Nation's Largest Refinery Scales Back Output as Harvey Rages

Saul Bowman
September 2, 2017

Even before Motiva's announcement, 10 refineries in Texas including the nation's second-largest, run by Exxon Mobil, had closed since Harvey came ashore as a hurricane on Friday night.

The company said in the filings that a floating roof covering a tank at ExxonMobil's Baytown oil refinery sank in heavy rains, dipping below the surface of oil or other material stored there and causing unusually high emissions, especially of volatile organic compounds, a category of regulated chemicals.

The company did not say what was in the tank.

The ExxonMobil refinery in Baytown, Tex., in 2008.

The company also reportedly filed a report with the National Response Center disclosing that the Baytown refinery would release about 15 pounds of benzene, a known carcinogen, into the air.

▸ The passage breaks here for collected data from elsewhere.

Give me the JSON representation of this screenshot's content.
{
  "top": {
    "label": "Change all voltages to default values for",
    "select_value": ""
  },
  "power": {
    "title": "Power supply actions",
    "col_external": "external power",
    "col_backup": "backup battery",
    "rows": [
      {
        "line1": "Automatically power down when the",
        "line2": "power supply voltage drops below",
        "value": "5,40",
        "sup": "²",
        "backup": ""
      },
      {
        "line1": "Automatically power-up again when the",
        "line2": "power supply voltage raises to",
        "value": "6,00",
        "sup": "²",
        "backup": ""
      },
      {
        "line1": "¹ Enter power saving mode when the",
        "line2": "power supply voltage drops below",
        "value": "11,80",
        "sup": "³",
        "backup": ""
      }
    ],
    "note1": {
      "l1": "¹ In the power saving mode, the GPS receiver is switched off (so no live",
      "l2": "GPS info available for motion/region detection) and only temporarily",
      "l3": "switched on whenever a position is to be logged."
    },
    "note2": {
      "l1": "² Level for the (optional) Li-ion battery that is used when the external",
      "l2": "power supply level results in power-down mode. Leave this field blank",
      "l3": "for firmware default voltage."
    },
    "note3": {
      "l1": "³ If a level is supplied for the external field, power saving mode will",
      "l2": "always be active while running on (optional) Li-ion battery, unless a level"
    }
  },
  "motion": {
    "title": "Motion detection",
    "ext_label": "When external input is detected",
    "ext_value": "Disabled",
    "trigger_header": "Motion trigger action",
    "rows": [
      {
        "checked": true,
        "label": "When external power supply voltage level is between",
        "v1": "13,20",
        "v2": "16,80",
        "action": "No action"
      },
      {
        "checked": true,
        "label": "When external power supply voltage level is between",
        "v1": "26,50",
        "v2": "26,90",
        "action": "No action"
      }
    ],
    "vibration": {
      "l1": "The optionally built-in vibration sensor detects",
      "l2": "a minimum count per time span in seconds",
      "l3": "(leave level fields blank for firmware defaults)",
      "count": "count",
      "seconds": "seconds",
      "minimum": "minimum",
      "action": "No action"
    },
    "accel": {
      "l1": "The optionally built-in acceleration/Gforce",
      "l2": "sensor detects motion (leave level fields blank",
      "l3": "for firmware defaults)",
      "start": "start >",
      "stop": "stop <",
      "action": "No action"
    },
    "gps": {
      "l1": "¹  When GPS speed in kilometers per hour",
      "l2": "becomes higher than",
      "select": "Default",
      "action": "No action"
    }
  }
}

Toluene, a solvent, is less toxic. "Provisions have been made to ensure emergency responders and other essential service providers requesting fuel are given priority".

Oil giant Exxon Mobil is among the companies to report incidents of emissions released at its refineries as a result of the hurricane which ransacked coastal parts of Texas and caused widespread flooding in the country's fourth biggest city, Houston.

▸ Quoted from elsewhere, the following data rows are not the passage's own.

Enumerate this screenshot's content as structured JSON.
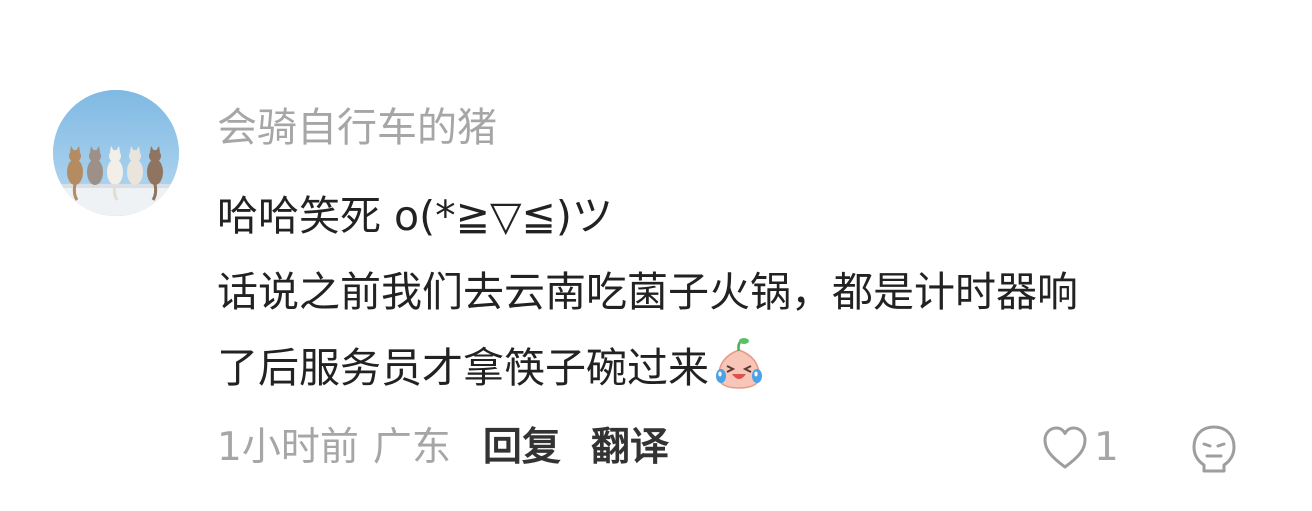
{
  "comment": {
    "avatar_icon": "avatar-cats-on-fence",
    "username": "会骑自行车的猪",
    "content_lines": [
      "哈哈笑死 o(*≧▽≦)ツ",
      "话说之前我们去云南吃菌子火锅，都是计时器响",
      "了后服务员才拿筷子碗过来"
    ],
    "sticker_icon": "laughing-tears-sticker",
    "time": "1小时前",
    "location": "广东",
    "reply_label": "回复",
    "translate_label": "翻译",
    "like_icon": "heart-outline-icon",
    "like_count": "1",
    "dislike_icon": "meh-face-icon"
  },
  "colors": {
    "username": "#a6a6a6",
    "content": "#222222",
    "meta": "#a6a6a6",
    "action": "#333333",
    "icon": "#b5b5b5"
  }
}
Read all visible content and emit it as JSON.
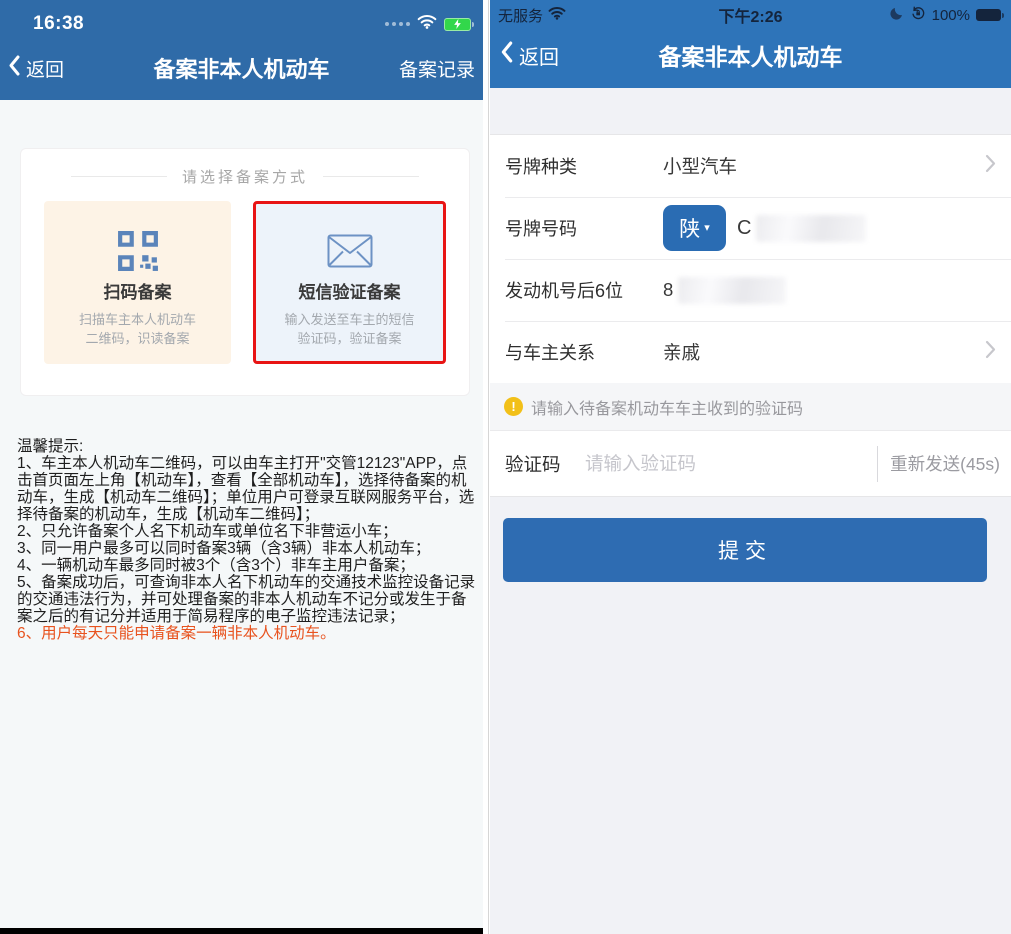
{
  "colors": {
    "left_nav_blue": "#2F6BA8",
    "right_nav_blue": "#2E74B9",
    "option_scan_bg": "#FDF3E6",
    "option_sms_bg": "#EDF3FA",
    "selected_border_red": "#E81414",
    "icon_blue": "#5B84BA",
    "tip_highlight_orange": "#E8531F",
    "province_button_blue": "#2A6CB3",
    "submit_blue": "#2E6CB2",
    "warning_yellow": "#F2C019",
    "battery_green": "#32D74B"
  },
  "icons": {
    "dropdown_arrow": "▾",
    "warning_mark": "!"
  },
  "left": {
    "status": {
      "time": "16:38"
    },
    "nav": {
      "back_label": "返回",
      "title": "备案非本人机动车",
      "records_label": "备案记录"
    },
    "card": {
      "title": "请选择备案方式",
      "options": [
        {
          "title": "扫码备案",
          "desc_line1": "扫描车主本人机动车",
          "desc_line2": "二维码，识读备案",
          "icon": "qr-code",
          "selected": false
        },
        {
          "title": "短信验证备案",
          "desc_line1": "输入发送至车主的短信",
          "desc_line2": "验证码，验证备案",
          "icon": "envelope",
          "selected": true
        }
      ]
    },
    "tips": {
      "heading": "温馨提示:",
      "items": [
        "1、车主本人机动车二维码，可以由车主打开\"交管12123\"APP，点击首页面左上角【机动车】，查看【全部机动车】，选择待备案的机动车，生成【机动车二维码】；单位用户可登录互联网服务平台，选择待备案的机动车，生成【机动车二维码】；",
        "2、只允许备案个人名下机动车或单位名下非营运小车；",
        "3、同一用户最多可以同时备案3辆（含3辆）非本人机动车；",
        "4、一辆机动车最多同时被3个（含3个）非车主用户备案；",
        "5、备案成功后，可查询非本人名下机动车的交通技术监控设备记录的交通违法行为，并可处理备案的非本人机动车不记分或发生于备案之后的有记分并适用于简易程序的电子监控违法记录；",
        "6、用户每天只能申请备案一辆非本人机动车。"
      ]
    }
  },
  "right": {
    "status": {
      "carrier": "无服务",
      "time": "下午2:26",
      "battery_percent": "100%"
    },
    "nav": {
      "back_label": "返回",
      "title": "备案非本人机动车"
    },
    "form": {
      "rows": [
        {
          "label": "号牌种类",
          "value": "小型汽车"
        },
        {
          "label": "号牌号码",
          "province": "陕",
          "value_visible": "C",
          "masked": true
        },
        {
          "label": "发动机号后6位",
          "value_visible": "8",
          "masked": true
        },
        {
          "label": "与车主关系",
          "value": "亲戚"
        }
      ]
    },
    "warning_text": "请输入待备案机动车车主收到的验证码",
    "code_row": {
      "label": "验证码",
      "placeholder": "请输入验证码",
      "resend_label": "重新发送(45s)"
    },
    "submit_label": "提交"
  }
}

The disclosures highlight the danger posed by flooding in a refinery-rich section of the United States coast that stretches from Corpus Christi, Texas, to Louisiana.

Flooding from Tropical Storm Harvey has shut almost a fifth of US oil-refining capacity, triggering worries about a gasoline supply crunch as the slow-moving tempest lumbers through the heart of America's petrochemicals industry.

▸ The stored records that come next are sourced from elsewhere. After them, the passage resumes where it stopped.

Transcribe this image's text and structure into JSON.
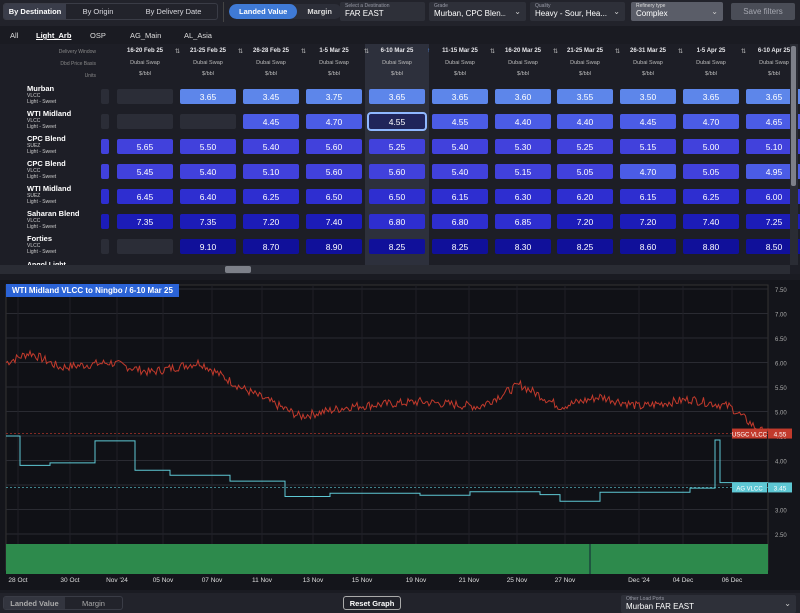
{
  "top": {
    "tabs": [
      "By Destination",
      "By Origin",
      "By Delivery Date"
    ],
    "mode": [
      "Landed Value",
      "Margin"
    ],
    "destination": {
      "label": "Select a Destination",
      "value": "FAR EAST"
    },
    "grade": {
      "label": "Grade",
      "value": "Murban, CPC Blen..."
    },
    "quality": {
      "label": "Quality",
      "value": "Heavy - Sour, Hea..."
    },
    "refinery": {
      "label": "Refinery type",
      "value": "Complex"
    },
    "save": "Save filters"
  },
  "subtabs": [
    "All",
    "Light_Arb",
    "OSP",
    "AG_Main",
    "AL_Asia"
  ],
  "grid": {
    "rowlabels": [
      "Delivery Window",
      "Dbd Price Basis",
      "Units"
    ],
    "columns": [
      "16-20 Feb 25",
      "21-25 Feb 25",
      "26-28 Feb 25",
      "1-5 Mar 25",
      "6-10 Mar 25",
      "11-15 Mar 25",
      "16-20 Mar 25",
      "21-25 Mar 25",
      "26-31 Mar 25",
      "1-5 Apr 25",
      "6-10 Apr 25"
    ],
    "basis": "Dubai Swap",
    "units": "$/bbl",
    "rows": [
      {
        "name": "Murban",
        "ship": "VLCC",
        "q": "Light - Sweet",
        "vals": [
          "",
          "3.65",
          "3.45",
          "3.75",
          "3.65",
          "3.65",
          "3.60",
          "3.55",
          "3.50",
          "3.65",
          "3.65"
        ]
      },
      {
        "name": "WTI Midland",
        "ship": "VLCC",
        "q": "Light - Sweet",
        "vals": [
          "",
          "",
          "4.45",
          "4.70",
          "4.55",
          "4.55",
          "4.40",
          "4.40",
          "4.45",
          "4.70",
          "4.65"
        ]
      },
      {
        "name": "CPC Blend",
        "ship": "SUEZ",
        "q": "Light - Sweet",
        "vals": [
          "5.65",
          "5.50",
          "5.40",
          "5.60",
          "5.25",
          "5.40",
          "5.30",
          "5.25",
          "5.15",
          "5.00",
          "5.10"
        ]
      },
      {
        "name": "CPC Blend",
        "ship": "VLCC",
        "q": "Light - Sweet",
        "vals": [
          "5.45",
          "5.40",
          "5.10",
          "5.60",
          "5.60",
          "5.40",
          "5.15",
          "5.05",
          "4.70",
          "5.05",
          "4.95"
        ]
      },
      {
        "name": "WTI Midland",
        "ship": "SUEZ",
        "q": "Light - Sweet",
        "vals": [
          "6.45",
          "6.40",
          "6.25",
          "6.50",
          "6.50",
          "6.15",
          "6.30",
          "6.20",
          "6.15",
          "6.25",
          "6.00"
        ]
      },
      {
        "name": "Saharan Blend",
        "ship": "VLCC",
        "q": "Light - Sweet",
        "vals": [
          "7.35",
          "7.35",
          "7.20",
          "7.40",
          "6.80",
          "6.80",
          "6.85",
          "7.20",
          "7.20",
          "7.40",
          "7.25"
        ]
      },
      {
        "name": "Forties",
        "ship": "VLCC",
        "q": "Light - Sweet",
        "vals": [
          "",
          "9.10",
          "8.70",
          "8.90",
          "8.25",
          "8.25",
          "8.30",
          "8.25",
          "8.60",
          "8.80",
          "8.50"
        ]
      }
    ],
    "partial": "Angol Light"
  },
  "chart": {
    "title": "WTI Midland VLCC to Ningbo / 6-10 Mar 25",
    "yticks": [
      "7.50",
      "7.00",
      "6.50",
      "6.00",
      "5.50",
      "5.00",
      "4.50",
      "4.00",
      "3.50",
      "3.00",
      "2.50"
    ],
    "xticks": [
      "28 Oct",
      "30 Oct",
      "Nov '24",
      "05 Nov",
      "07 Nov",
      "11 Nov",
      "13 Nov",
      "15 Nov",
      "19 Nov",
      "21 Nov",
      "25 Nov",
      "27 Nov",
      "Dec '24",
      "04 Dec",
      "06 Dec"
    ],
    "tags": [
      {
        "name": "USGC VLCC",
        "value": "4.55",
        "color": "#c23a2c"
      },
      {
        "name": "AG VLCC",
        "value": "3.45",
        "color": "#5ec8d4"
      }
    ]
  },
  "bottom": {
    "tabs": [
      "Landed Value",
      "Margin"
    ],
    "reset": "Reset Graph",
    "ports": {
      "label": "Other Load Ports",
      "value": "Murban FAR EAST"
    }
  }
}
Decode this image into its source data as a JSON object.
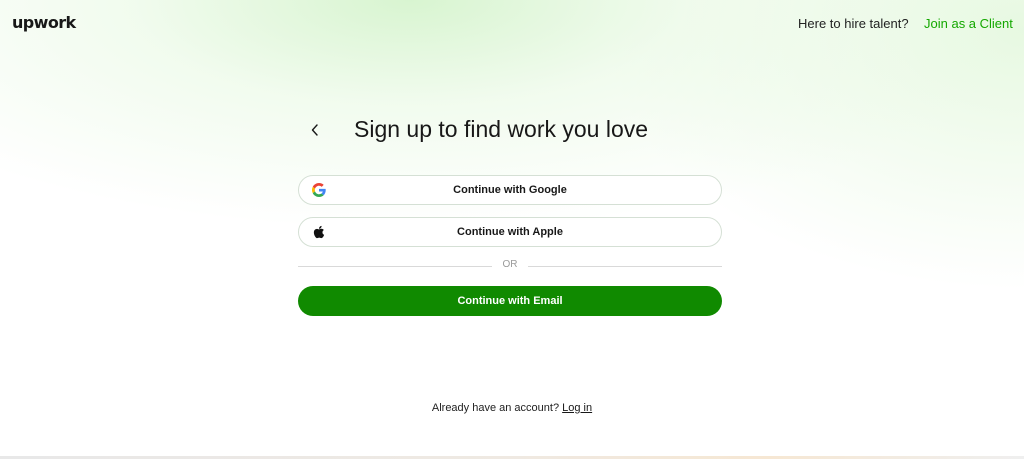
{
  "header": {
    "logo": "upwork",
    "hire_text": "Here to hire talent?",
    "join_link": "Join as a Client"
  },
  "main": {
    "title": "Sign up to find work you love",
    "google_label": "Continue with Google",
    "apple_label": "Continue with Apple",
    "divider_text": "OR",
    "email_label": "Continue with Email"
  },
  "footer": {
    "prompt": "Already have an account?",
    "login_link": "Log in"
  },
  "icons": {
    "back": "chevron-left-icon",
    "google": "google-icon",
    "apple": "apple-icon"
  },
  "colors": {
    "accent": "#14a800",
    "primary_button": "#108a00",
    "text": "#181818"
  }
}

Gasoline futures on Tuesday rose US$0.06, or 4.1 percent, to US$1.78 per gallon in trading. Retail prices have gained more slowly - up 4 cents in the last week to $2.38 a gallon, according to auto club AAA.

In Texas, Royal Dutch Shell closed its 360,000-bpd Deer Park refinery, and sources tell Reuters that the biggest refinery in the USA -the 603,000-bpd Port Arthur refinery-was shutting down on Tuesday, due to flooding. Motiva, which is owned by Saudi Aramco, the state-owned oil company of Saudi Arabia, said it was dealing with restrictions in the flow of crude oil coming in and products like gasoline going out through pipelines and ports.

An ExxonMobil spokeswoman said the company would "conduct an assessment to determine the impact of the storm once it is safe to do so".

The Colonial Pipeline operator on Tuesday said the reduction was due to limited supply from refiners around Houston and storm damage to its facilities in several southeast Texas locations.